You know your zodiac sign. You know you’re an introvert. You know you have a growth mindset.
But do you know your attachment style?
Here they are, in a nutshell:
Secure attachment — You are comfortable with both intimacy and independence and can balance the two.
Preoccupied attachment — You crave closeness and fear separation, which you perceive as abandonment.
Dismissive-avoidant attachment — You are uncomfortable with closeness, preferring independence and self-sufficiency.
Fearful-avoidant attachment — You both crave and fear intimacy, finding closeness confusing and threatening.
Have you found yourself? Congratulations. You have identified your very own mother of all fits.
And by mother I really mean mother. Because our attachment styles develop in direct relationship with our mothers and fathers. What I (and others) mean by this is that, even as infants, we human beings understand that our survival depends on our relationships with our primary caregivers. Not just on getting fed. On our connections with people who can take care of us.
So, in fact, our attachment styles begin when we’re babies. Depending on who our caregivers are and what we need to do to fit with them to get what we need, we develop attachment styles that are quite similar to the adult attachment styles proposed above.
That is, we learn that we can count on our caregivers to attend to us and respond to our needs consistently and appropriately. Or we learn that we can count on our caregivers not to attend to us, so we develop independence and self-sufficiency early. Or we learn to accommodate to caregivers who are inconsistent, sometimes attending and responding, sometimes not. Or we learn from highly inconsistent, intrusive and neglectful, and possibly abusive caregivers that relationships are simply unsafe.

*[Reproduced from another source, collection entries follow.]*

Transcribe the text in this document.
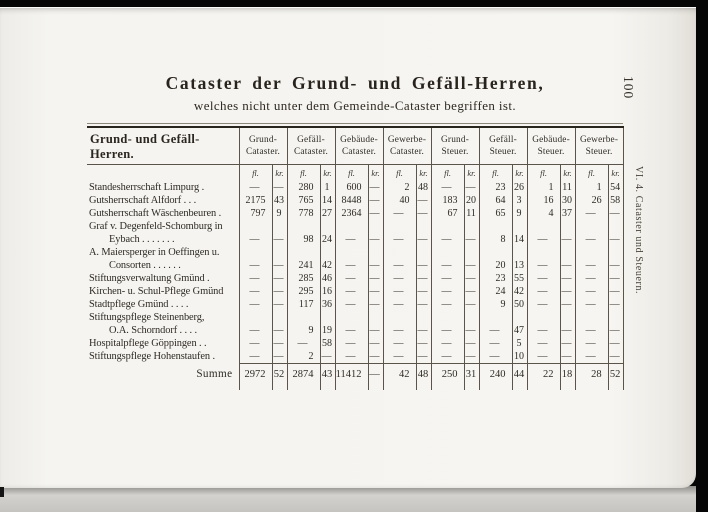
Cataster der Grund- und Gefäll-Herren,
welches nicht unter dem Gemeinde-Cataster begriffen ist.
Grund- und Gefäll-Herren.	Grund-Cataster.		Gefäll-Cataster.		Gebäude-Cataster.		Gewerbe-Cataster.		Grund-Steuer.		Gefäll-Steuer.		Gebäude-Steuer.		Gewerbe-Steuer.	
	fl.	kr.	fl.	kr.	fl.	kr.	fl.	kr.	fl.	kr.	fl.	kr.	fl.	kr.	fl.	kr.
Standesherrschaft Limpurg .	—	—	280	1	600	—	2	48	—	—	23	26	1	11	1	54
Gutsherrschaft Alfdorf . . .	2175	43	765	14	8448	—	40	—	183	20	64	3	16	30	26	58
Gutsherrschaft Wäschenbeuren .	797	9	778	27	2364	—	—	—	67	11	65	9	4	37	—	—
Graf v. Degenfeld-Schomburg in																
Eybach . . . . . . .	—	—	98	24	—	—	—	—	—	—	8	14	—	—	—	—
A. Maiersperger in Oeffingen u.																
Consorten . . . . . .	—	—	241	42	—	—	—	—	—	—	20	13	—	—	—	—
Stiftungsverwaltung Gmünd .	—	—	285	46	—	—	—	—	—	—	23	55	—	—	—	—
Kirchen- u. Schul-Pflege Gmünd	—	—	295	16	—	—	—	—	—	—	24	42	—	—	—	—
Stadtpflege Gmünd . . . .	—	—	117	36	—	—	—	—	—	—	9	50	—	—	—	—
Stiftungspflege Steinenberg,																
O.A. Schorndorf . . . .	—	—	9	19	—	—	—	—	—	—	—	47	—	—	—	—
Hospitalpflege Göppingen . .	—	—	—	58	—	—	—	—	—	—	—	5	—	—	—	—
Stiftungspflege Hohenstaufen .	—	—	2	—	—	—	—	—	—	—	—	10	—	—	—	—
Summe	2972	52	2874	43	11412	—	42	48	250	31	240	44	22	18	28	52

100
VI. 4. Cataster und Steuern.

In short, we begin fitting with the most important human beings in our lives as soon as we are born (and possibly even before).
Attachment styles are the mothers of all fits not just because they stem from our relationships with our mothers (and fathers, and grandparents and guardians and siblings and other caregivers). They are the mothers of all fits because they affect — nay, they determine — how we react to any number of stressful situations when we’re adults.

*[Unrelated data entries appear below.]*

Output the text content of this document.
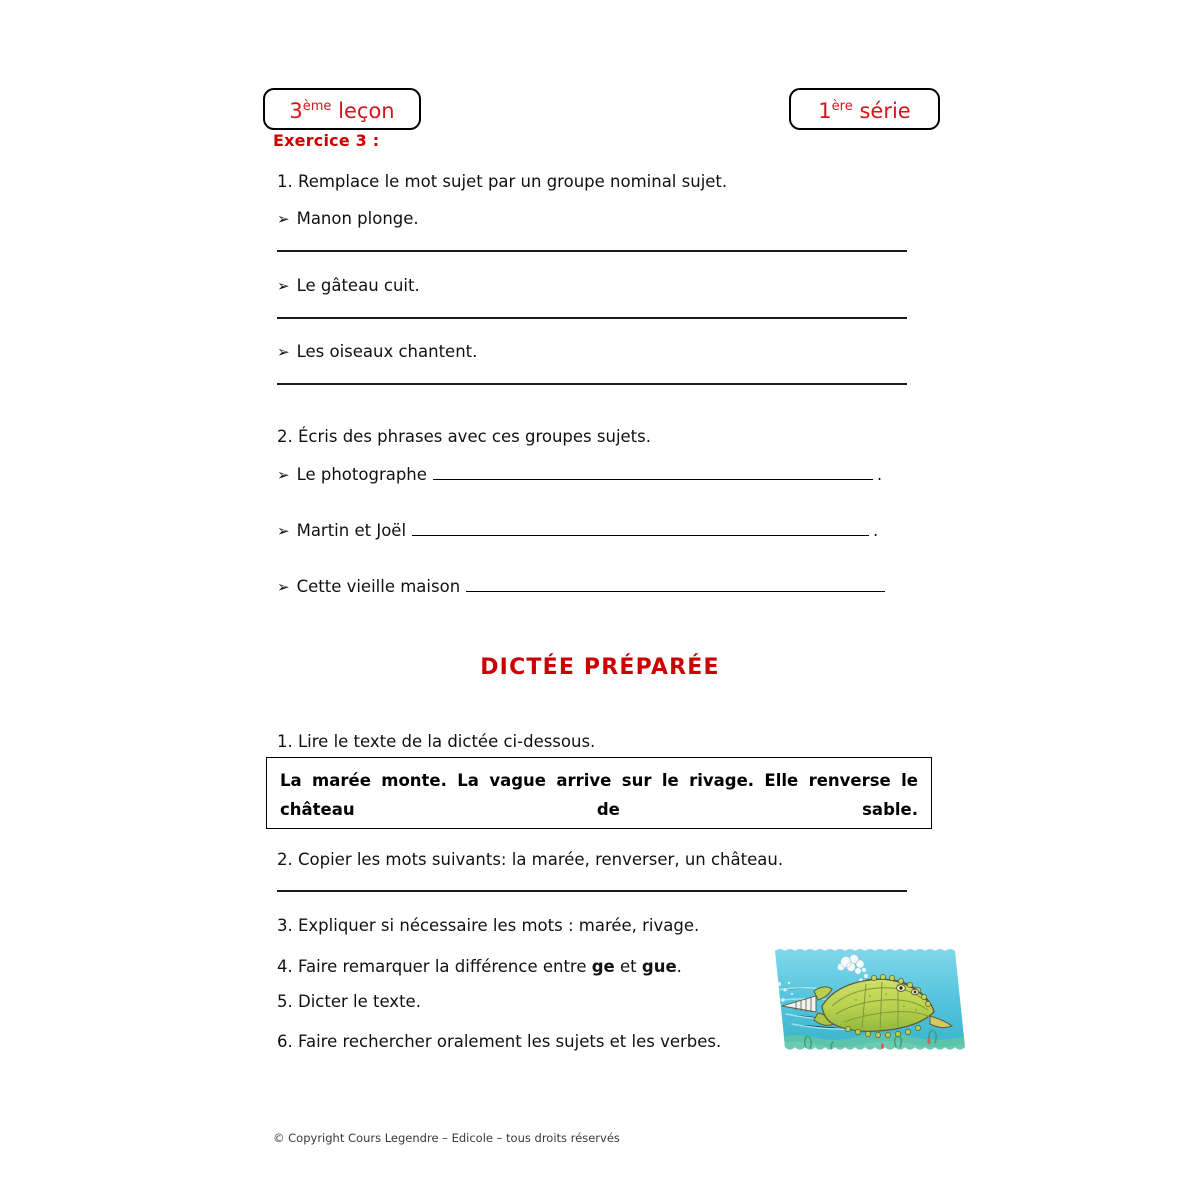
3ème leçon	1ère série
Exercice 3 :
1. Remplace le mot sujet par un groupe nominal sujet.
➢ Manon plonge.
➢ Le gâteau cuit.
➢ Les oiseaux chantent.
2. Écris des phrases avec ces groupes sujets.
➢ Le photographe	.
➢ Martin et Joël	.
➢ Cette vieille maison
DICTÉE PRÉPARÉE
1. Lire le texte de la dictée ci-dessous.
La marée monte. La vague arrive sur le rivage. Elle renverse le château de sable.
2. Copier les mots suivants: la marée, renverser, un château.
3. Expliquer si nécessaire les mots : marée, rivage.
4. Faire remarquer la différence entre ge et gue.
5. Dicter le texte.
6. Faire rechercher oralement les sujets et les verbes.
© Copyright Cours Legendre – Edicole – tous droits réservés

If I grew up with an insecure attachment style that manifests in my adult life as preoccupied, then I’m going to behave in predictable ways when circumstances remind me of my family of origin. For example, when my partner has to leave on a business trip, I might insist that he call me twice a day or respond immediately to my numerous texts. And I’ll become unhinged when he doesn’t. I will feel endangered, unstable, abandoned — that is, I will have regressed to the old days of survival with parents whose caretaking felt too often like abandonment. I will be projecting onto my partner my expectations of abandonment that were baked into me as a child.
This is called transference. It’s a very useful concept.
It’s useful in a couple ways.
1) If I find myself feeling abandoned, I can wonder about it. Has my partner truly abandoned me? What is the reality here? How does he see it? What aspects of him overlap with my parents’ neglectful characteristics? (Guaranteed there are overlaps or I wouldn’t have been attracted to him in the first place.) How does he differ from my parents? (This is a very important question to answer.)
2) I can start labeling these panicked experiences as bouts of transference. Transference is real, but it isn’t based on current reality. It’s based on past reality. If I can say to myself, “Ah, another excellent moment of transference,” then I can step back and watch it. What are the feelings? What beliefs are triggered? Can I write them down? Are they true (anymore)? How do these feelings change? What events trigger the transference? What happens to make it go away?
The mother of all fits has far-reaching ramifications for us as surviving organisms. Our attachment styles derive from experiences that happened over and over again, defined our normal, and taught us what to expect from the world, what feels familiar. As I wrote in a previous post, “Fits have convoluted histories, illogical benefits, and a great deal of power over us.”
The good news is that these fits, these attachment styles, can change. With enough repetition, enough practice, our prongs and outlets can morph completely. We can change from preoccupied attachment to secure attachment, for example. (Of course, we can also change in the other direction.) A key, in my opinion, is to notice how you’re fitting, to seek understanding of your fit’s origins, and to consciously shift your beliefs and behaviors with relational partners who are willing to grow with you.
In a way, tracking your attachment styles is like tracking your horoscope. Your experience will change day-to-day, even moment-to-moment. Watch for it. Wonder about it. Honor it. And change it if necessary.